Strategic Advisory in Payments
& Payments Technology

Homework For Sellers In The Payments Space: Have Your Reporting Ready

In making acquisitions of merchant portfolios, residuals, or merchant processing ISO’s, would be sellers must understand what will be expected of them in terms of what buyers will request of them pertaining to due diligence. Part of any due diligence request for these types of acquisitions will be seller’s monthly residual reports. These reports are critical to a buyer’s ability to evaluate the portfolio asset and ultimately assign a valuation to it. For sellers, here are some tips on residual reports that you should contemplate prior to committing to the acquisition process. They will help you save time and assure you peace of mind in these dealings.

1) Understand that for smaller deals, buyers will need to see, at the very least, your most recent 4 months of residual reports. For larger deals, expect buyers to request anywhere from 12-24 months of residual reports. So, prepare yourself accordingly. Most experienced buyers can turn an offer around very quickly from the time when they receive the requisite reports.

2) Buyers will be looking for the source reports, not some spreadsheet you created with the information you think they’ll need. Source reports typically come directly from the back-end processor. You may not be familiar with these source reports depending on where you fall in the payment’s industry hierarchy; owners of ISO’s will be familiar with these whereas agents may not be. In either case, it’s the source reports that buyers will need.
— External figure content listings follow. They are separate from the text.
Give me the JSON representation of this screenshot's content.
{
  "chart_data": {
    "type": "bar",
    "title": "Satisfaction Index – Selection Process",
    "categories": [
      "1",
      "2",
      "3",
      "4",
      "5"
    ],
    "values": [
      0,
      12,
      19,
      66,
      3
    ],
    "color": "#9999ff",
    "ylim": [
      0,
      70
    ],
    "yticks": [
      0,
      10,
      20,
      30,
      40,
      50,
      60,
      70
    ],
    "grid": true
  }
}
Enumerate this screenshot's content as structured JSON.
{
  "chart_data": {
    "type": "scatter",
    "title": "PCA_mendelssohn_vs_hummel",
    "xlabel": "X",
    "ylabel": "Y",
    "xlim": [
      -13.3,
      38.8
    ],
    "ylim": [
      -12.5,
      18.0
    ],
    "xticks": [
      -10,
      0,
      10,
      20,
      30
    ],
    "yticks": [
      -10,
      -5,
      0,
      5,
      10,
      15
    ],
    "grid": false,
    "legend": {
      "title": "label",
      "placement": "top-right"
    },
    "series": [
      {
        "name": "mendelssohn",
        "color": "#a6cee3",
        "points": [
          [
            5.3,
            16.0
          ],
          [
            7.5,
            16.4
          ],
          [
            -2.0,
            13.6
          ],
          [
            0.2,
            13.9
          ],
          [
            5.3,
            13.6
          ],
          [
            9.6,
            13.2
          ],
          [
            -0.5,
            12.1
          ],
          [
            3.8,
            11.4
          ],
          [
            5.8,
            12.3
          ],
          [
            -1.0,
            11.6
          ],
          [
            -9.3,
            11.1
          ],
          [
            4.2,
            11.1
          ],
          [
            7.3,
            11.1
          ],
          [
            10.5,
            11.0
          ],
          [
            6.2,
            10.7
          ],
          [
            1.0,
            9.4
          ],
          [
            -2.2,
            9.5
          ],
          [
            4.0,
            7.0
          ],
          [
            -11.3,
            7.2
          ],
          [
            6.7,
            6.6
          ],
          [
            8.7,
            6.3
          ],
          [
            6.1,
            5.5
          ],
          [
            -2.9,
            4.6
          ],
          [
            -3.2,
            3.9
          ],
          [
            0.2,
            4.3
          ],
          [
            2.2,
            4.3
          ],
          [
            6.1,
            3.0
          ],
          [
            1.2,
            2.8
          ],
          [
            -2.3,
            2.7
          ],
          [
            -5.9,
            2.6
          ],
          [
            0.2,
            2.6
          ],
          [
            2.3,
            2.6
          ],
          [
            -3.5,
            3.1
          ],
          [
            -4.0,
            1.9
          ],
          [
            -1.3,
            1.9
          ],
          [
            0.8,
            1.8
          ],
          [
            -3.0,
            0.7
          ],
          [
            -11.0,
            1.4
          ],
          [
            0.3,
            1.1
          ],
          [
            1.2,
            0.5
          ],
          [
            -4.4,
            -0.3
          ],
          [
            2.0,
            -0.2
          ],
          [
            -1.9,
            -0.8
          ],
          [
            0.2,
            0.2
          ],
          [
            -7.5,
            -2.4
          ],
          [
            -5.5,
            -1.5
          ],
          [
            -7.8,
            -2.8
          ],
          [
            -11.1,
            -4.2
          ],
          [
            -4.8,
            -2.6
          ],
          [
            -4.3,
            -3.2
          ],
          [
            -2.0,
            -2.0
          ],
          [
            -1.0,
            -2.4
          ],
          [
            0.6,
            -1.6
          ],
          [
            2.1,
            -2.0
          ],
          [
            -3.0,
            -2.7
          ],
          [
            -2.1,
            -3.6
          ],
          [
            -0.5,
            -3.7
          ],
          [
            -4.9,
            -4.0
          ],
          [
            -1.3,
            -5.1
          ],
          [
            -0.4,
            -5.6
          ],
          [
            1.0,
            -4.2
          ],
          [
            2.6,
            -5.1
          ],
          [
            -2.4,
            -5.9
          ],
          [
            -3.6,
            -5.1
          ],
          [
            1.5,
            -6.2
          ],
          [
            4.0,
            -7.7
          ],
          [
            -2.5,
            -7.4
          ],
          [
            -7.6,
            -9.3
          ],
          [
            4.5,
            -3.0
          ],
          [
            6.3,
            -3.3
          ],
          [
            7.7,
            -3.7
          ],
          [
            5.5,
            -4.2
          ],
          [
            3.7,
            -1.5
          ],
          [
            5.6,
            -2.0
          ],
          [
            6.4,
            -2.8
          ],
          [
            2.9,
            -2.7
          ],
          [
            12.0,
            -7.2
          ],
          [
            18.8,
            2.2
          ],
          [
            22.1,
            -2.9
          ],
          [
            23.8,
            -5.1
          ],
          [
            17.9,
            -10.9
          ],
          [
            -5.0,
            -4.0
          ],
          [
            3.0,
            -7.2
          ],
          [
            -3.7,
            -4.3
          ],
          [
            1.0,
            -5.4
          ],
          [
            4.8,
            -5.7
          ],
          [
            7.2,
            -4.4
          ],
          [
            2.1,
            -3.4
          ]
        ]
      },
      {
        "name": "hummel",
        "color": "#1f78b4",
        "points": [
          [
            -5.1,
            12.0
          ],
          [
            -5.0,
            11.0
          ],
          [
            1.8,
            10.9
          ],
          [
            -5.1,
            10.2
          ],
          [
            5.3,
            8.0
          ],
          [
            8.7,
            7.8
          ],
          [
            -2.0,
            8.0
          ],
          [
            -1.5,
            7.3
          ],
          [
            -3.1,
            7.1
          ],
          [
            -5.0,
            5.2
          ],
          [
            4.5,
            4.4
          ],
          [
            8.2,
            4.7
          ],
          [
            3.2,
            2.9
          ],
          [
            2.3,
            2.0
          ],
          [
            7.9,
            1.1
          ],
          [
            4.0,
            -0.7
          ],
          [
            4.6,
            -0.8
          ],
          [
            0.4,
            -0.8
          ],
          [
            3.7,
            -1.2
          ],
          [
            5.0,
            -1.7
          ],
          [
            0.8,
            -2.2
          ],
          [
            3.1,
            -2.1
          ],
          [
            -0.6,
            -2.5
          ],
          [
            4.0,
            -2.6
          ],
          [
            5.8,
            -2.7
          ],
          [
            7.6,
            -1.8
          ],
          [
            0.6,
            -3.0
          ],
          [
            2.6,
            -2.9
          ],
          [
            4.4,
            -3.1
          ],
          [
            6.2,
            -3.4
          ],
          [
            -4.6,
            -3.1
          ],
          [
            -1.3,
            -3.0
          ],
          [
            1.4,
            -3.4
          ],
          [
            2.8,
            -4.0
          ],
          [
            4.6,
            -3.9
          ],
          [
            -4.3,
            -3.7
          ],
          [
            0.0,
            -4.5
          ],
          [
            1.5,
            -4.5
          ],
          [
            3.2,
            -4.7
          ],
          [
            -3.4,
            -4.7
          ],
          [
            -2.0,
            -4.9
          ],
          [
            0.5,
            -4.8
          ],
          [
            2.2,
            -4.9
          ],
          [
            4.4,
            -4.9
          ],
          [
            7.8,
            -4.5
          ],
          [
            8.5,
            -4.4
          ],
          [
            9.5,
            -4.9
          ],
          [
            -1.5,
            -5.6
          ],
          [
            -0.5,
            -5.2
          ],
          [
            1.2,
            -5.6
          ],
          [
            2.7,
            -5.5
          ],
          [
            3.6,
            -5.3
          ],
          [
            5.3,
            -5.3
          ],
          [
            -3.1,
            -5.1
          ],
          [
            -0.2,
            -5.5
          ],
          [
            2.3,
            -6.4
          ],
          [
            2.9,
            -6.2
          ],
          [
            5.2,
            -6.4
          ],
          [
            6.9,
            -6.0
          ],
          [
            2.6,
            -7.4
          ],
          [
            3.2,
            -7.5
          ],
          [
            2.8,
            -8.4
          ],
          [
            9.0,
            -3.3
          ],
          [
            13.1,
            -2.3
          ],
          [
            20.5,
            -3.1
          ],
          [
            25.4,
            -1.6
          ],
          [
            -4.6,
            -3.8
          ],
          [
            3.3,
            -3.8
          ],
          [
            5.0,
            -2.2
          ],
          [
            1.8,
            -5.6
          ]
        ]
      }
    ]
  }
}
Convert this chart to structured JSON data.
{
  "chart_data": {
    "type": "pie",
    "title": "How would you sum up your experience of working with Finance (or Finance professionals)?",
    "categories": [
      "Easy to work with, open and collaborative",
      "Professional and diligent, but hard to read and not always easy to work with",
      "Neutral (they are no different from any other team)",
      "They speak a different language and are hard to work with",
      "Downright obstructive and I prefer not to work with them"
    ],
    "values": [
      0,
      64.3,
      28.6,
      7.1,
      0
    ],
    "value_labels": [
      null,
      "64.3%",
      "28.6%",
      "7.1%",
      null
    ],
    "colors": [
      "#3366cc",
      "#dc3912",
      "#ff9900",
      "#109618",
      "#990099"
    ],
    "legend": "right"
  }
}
3) Don’t let your ISO or processor tell you they can’t provide you the reporting you need or in the format in which you need it. They can! Tell them what you need and don’t take no for an answer. You’re entitled to see this data. They’re your accounts!

4) The more comprehensive the residual reports are, the better off you will be. Especially with larger acquisitions, where buyers’ analysis of the book of business will be very sophisticated, buyers will be looking for source reports with a granular level of detail.

5) Understand why buyers will require the MID’s in the reports. For a lot of sellers, disclosing their MID’s makes them nervous. They feel a disreputable buyer may take the MID’s and try to steal those merchants. In fact, most buyers don’t even need the merchant’s d/b/a, contact information, or address. Buyers need the MID’s because they function as a numeric identifier for each merchant account. This allows them to track the accounts month to month in the different analyses they will employ to evaluate the portfolio.

6) Do not ever give buyers your monthly residual reports in any file format other than Microsoft Excel. The entire purpose of you providing buyers with these reports is so they can process the data. This necessitates that buyers can manipulate the data to run the various analyses they will perform on the portfolio.

7) If you don’t want your ISO or processor to know that you’re shopping the deal, you should get in the habit of requesting these reports in the detail and format suggested above from the get go. That way you will always have them on file and never have to put in a request which may alert your ISO or processor that you’re going to market.